Part action thriller, part tirade against the scientific consensus that the planet is warming, Crichton's new book ignores research that doesn't fit his thesis

  • Ross Gelbspan
  • Apr 01, 2005
IF LAST SUMMER'S over-the-top Hollywood blockbuster about global warming was titled The Day After Tomorrow, Michael Crichton's new book on the same subject should be called The Day Before Yesterday. Much of the information on which he based his tale is woefully out of date.

In State of Fear, the science-fiction writer tells the story of a band of high-tech eco-terrorists who conspire to blow up part of Antarctica, generate flash floods in the southwestern United States and loose a tsunami on the California coast. The thriller is interspersed with a series of diatribes about what Crichton sees as the world's utterly unfounded fear of escalating climate change.

In debunking concern about global warming, however, Crichton ignores the findings of the more than 1,500 scientists from 100 countries who report to the U.N. Intergovernmental Panel on Climate Change (IPCC), the largest and most rigorously peer-reviewed scientific collaboration in history. These scientists all agree that the threats posed by global warming are real.

That view has become the basis for profound policy changes by many of the world's governments. Holland recently completed a plan to cut emissions by 80 percent in the next 40 years. The United Kingdom and Germany have pledged cuts of 60 percent and 50 percent, respectively, in the next 50 years. Clearly these governments have no real doubts about the science.

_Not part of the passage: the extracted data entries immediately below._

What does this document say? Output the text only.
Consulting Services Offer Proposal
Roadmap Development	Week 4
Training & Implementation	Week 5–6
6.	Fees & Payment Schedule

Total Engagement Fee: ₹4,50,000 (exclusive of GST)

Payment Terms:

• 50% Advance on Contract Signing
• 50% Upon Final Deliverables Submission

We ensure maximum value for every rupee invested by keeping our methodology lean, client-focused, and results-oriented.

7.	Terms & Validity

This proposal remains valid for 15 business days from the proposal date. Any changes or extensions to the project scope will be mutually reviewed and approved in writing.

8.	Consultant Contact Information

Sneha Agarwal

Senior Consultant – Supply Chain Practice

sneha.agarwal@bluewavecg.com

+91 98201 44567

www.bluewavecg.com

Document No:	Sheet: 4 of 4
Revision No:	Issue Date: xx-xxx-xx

Crichton, on the other hand, apparently thinks he knows better. In the book, he dismisses climate computer models for what he sees as their subjectivity. If he were writing in the late 1980s, he would have a basis for such criticism. Back then, most models did project far too much warming and failed to match the known climatic record. Since then, researchers have refined the models, which have now essentially fallen into line with the observed historical record.

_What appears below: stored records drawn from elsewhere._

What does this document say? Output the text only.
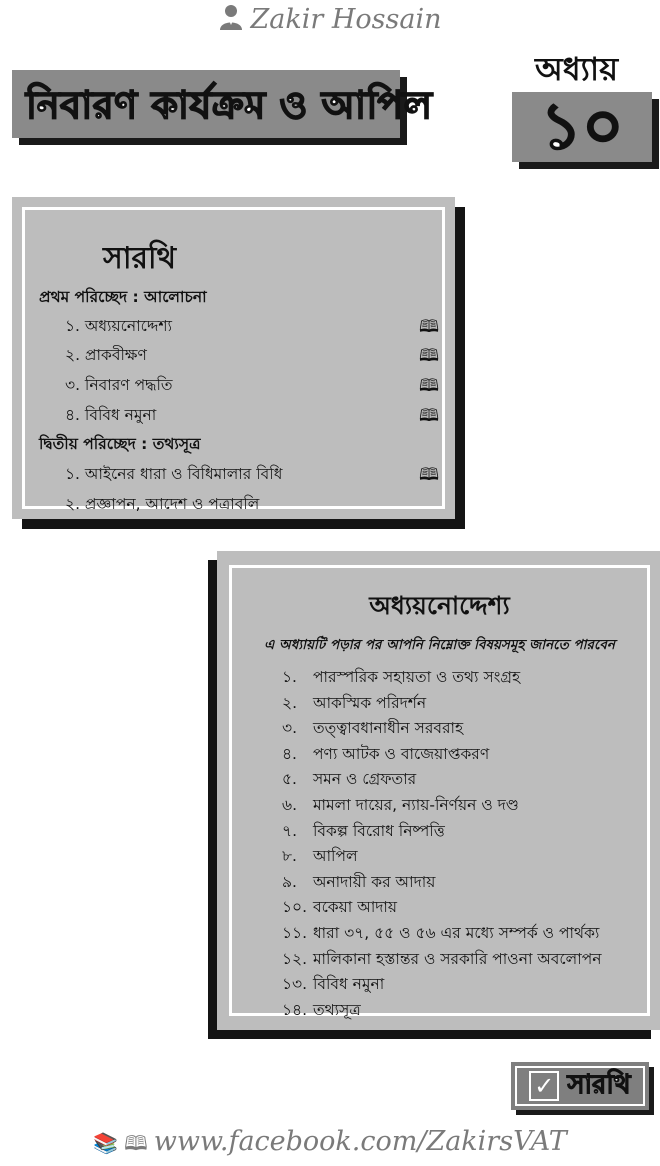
Zakir Hossain
নিবারণ কার্যক্রম ও আপিল
অধ্যায়
১০
সারথি
প্রথম পরিচ্ছেদ : আলোচনা
১. অধ্যয়নোদ্দেশ্য	🕮
২. প্রাকবীক্ষণ	🕮
৩. নিবারণ পদ্ধতি	🕮
৪. বিবিধ নমুনা	🕮
দ্বিতীয় পরিচ্ছেদ : তথ্যসূত্র
১. আইনের ধারা ও বিধিমালার বিধি	🕮
২. প্রজ্ঞাপন, আদেশ ও পত্রাবলি
অধ্যয়নোদ্দেশ্য
এ অধ্যায়টি পড়ার পর আপনি নিম্নোক্ত বিষয়সমূহ জানতে পারবেন
১. পারস্পরিক সহায়তা ও তথ্য সংগ্রহ
২. আকস্মিক পরিদর্শন
৩. তত্ত্বাবধানাধীন সরবরাহ
৪. পণ্য আটক ও বাজেয়াপ্তকরণ
৫. সমন ও গ্রেফতার
৬. মামলা দায়ের, ন্যায়-নির্ণয়ন ও দণ্ড
৭. বিকল্প বিরোধ নিষ্পত্তি
৮. আপিল
৯. অনাদায়ী কর আদায়
১০. বকেয়া আদায়
১১. ধারা ৩৭, ৫৫ ও ৫৬ এর মধ্যে সম্পর্ক ও পার্থক্য
১২. মালিকানা হস্তান্তর ও সরকারি পাওনা অবলোপন
১৩. বিবিধ নমুনা
১৪. তথ্যসূত্র
✓ সারথি
📚 🕮 www.facebook.com/ZakirsVAT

In focusing almost exclusively on the models, Crichton also ignores a vast reservoir of other scientific data. For example, National Oceanic and Atmospheric Administration researcher David Easterling found several years ago that, as the planet warms, nighttime low temperatures are rising twice as quickly as daytime high temperatures. That pattern constitutes a specific signature of human-induced warming. Were the warming natural, the high and low temperatures would rise and fall in parallel.

Another example: Tom Karl, director of the National Climatic Data Center, was initially skeptical about human-induced climate change. But when his team analyzed all U.S. weather data recorded by reliable instruments, they found a significant increase in intense rainfalls, protracted droughts and severe storms since the mid-1970s—changes that experts say could be attributed only to a rise in human-generated greenhouse gases.

Moreover, changes in the migration and breeding patterns of numerous species testify to changes in the timing of the seasons, further evidence of global warming. (See "Out of Sync.")

This scientific evidence is underscored by nondebatable physical measurements of heat-trapping carbon dioxide in the atmosphere. Surface temperatures on the planet have correlated almost perfectly with atmospheric carbon concentrations throughout prehistory. In fact, a stable amount of atmospheric carbon dioxide—about 280 parts per million—kept the climate largely as we now know it for about the last 10,000 years. But since the industrial revolution began in the mid-19th century, that figure has jumped to about 370 parts per million. With temperatures moving in lockstep, the planet is now heating faster than at any time in the last ten millennia.

James McCarthy, a cochair of the 2001 IPCC, summed up the findings not only of that panel but also of the National Academy of Sciences, the American Academy for the Advancement of Science, the American Geophysical Union and the American Meteorological Society, when he said, "There is no debate among any statured scientists working on this issue about the larger trends of what is happening to the climate."

The sole exception is a figment of Michael Crichton's fertile imagination.

Pulitzer Prize winner Ross Gelbspan's most recent book is Boiling Point (Basic Books, 2004).